Roasted Carrots and Parsnips with Cumin and Cardamon
By Danielle Crittenden Frum
I've given a Middle Eastern twist to this recipe for roasted root vegetables, adapted from my cookbook, co-authored with Anne Applebaum, From a Polish Country Country House Kitchen: 90 Recipes for the Ultimate Comfort Food.
Quantities here depend on how many people you’ve got to feed and how much space you have in your oven. The vegetables do have to be spread out, not overlapping too much, for this to work well. To keep them from sticking too much to the pan, we often put tin foil over the baking trays and bake the vegetables on top of it. For a crowd roast more vegetables in multiple pans.
4-6 large carrots, peeled and chopped into large pieces, maybe thirds or quarters. Baby carrots can be halved, with a small part of the stem left intact. (We tend to cut large carrots diagonally; thin slices are not what you want here.)
4-6 parsnips, also peeled, also chopped into large pieces like the carrots
3-4 small onions, peeled and cut into quarters
1 tsp ground cumin
1 tsp ground cardamon
½ cup chopped cilantro
½ cup olive oil
½ cup of water
Freshly ground pepper, salt
Preheat oven to 350-degrees.
Spread the cut vegetables out over one or two baking trays covered in tin foil. Dust them with the cumin and cardamon. Pour first the oil, then the water, evenly over them. Toss and shake the vegetables around, so that they are all covered in the oil/water mix. Sprinkle with a heavy dose of salt and pepper.
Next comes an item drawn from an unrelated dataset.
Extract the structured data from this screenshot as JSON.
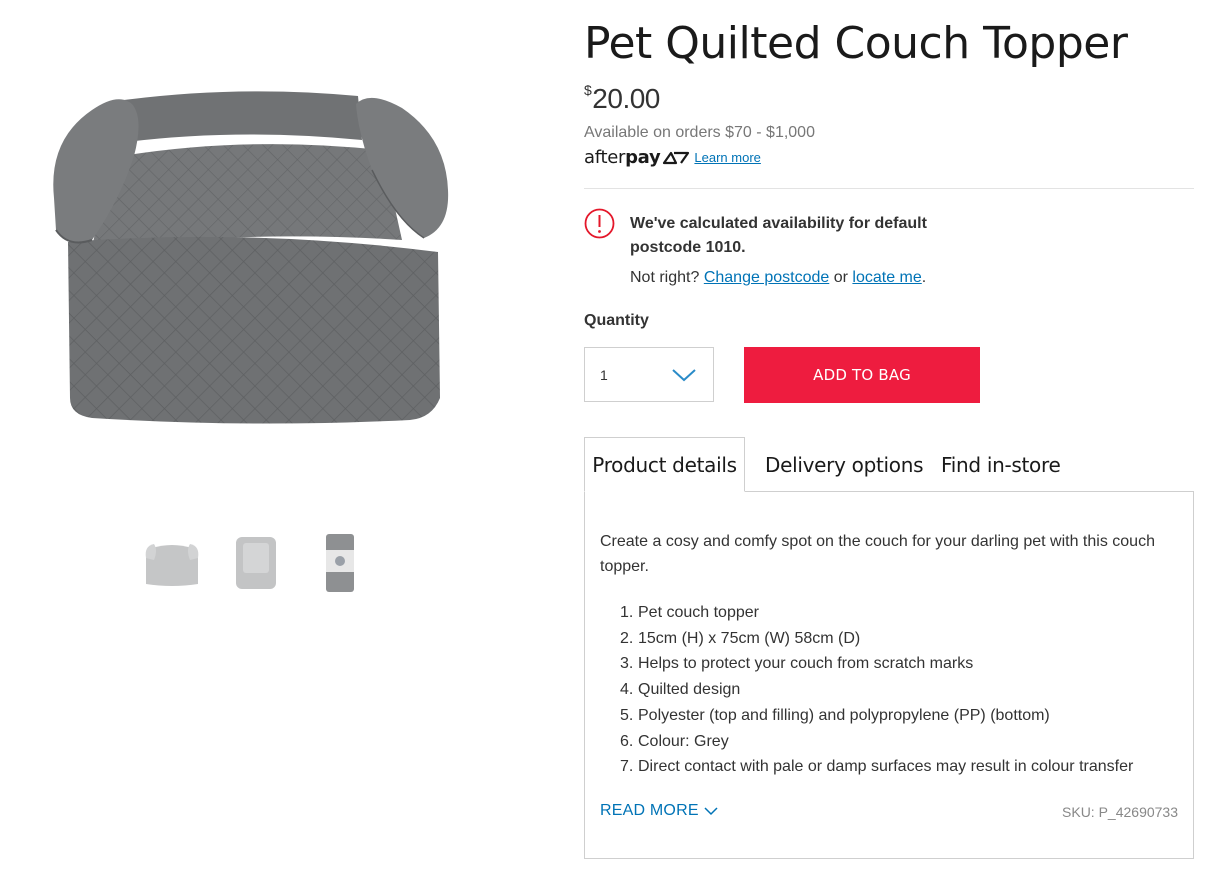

Put the trays in the oven and bake for 45 minutes. Then sprinkle on the cilantro, mix the vegetables again, add a bit more oil and water if any of them seem too dry. Bake again for at least another 15 minutes until all the vegetables are soft but not mushy.
Toss again, add more salt and pepper if you want, and serve. This particularly vegetable dish does not suffer from sitting in an oven on low heat or a warmer if you want to make it in advance and then get on with cooking something else.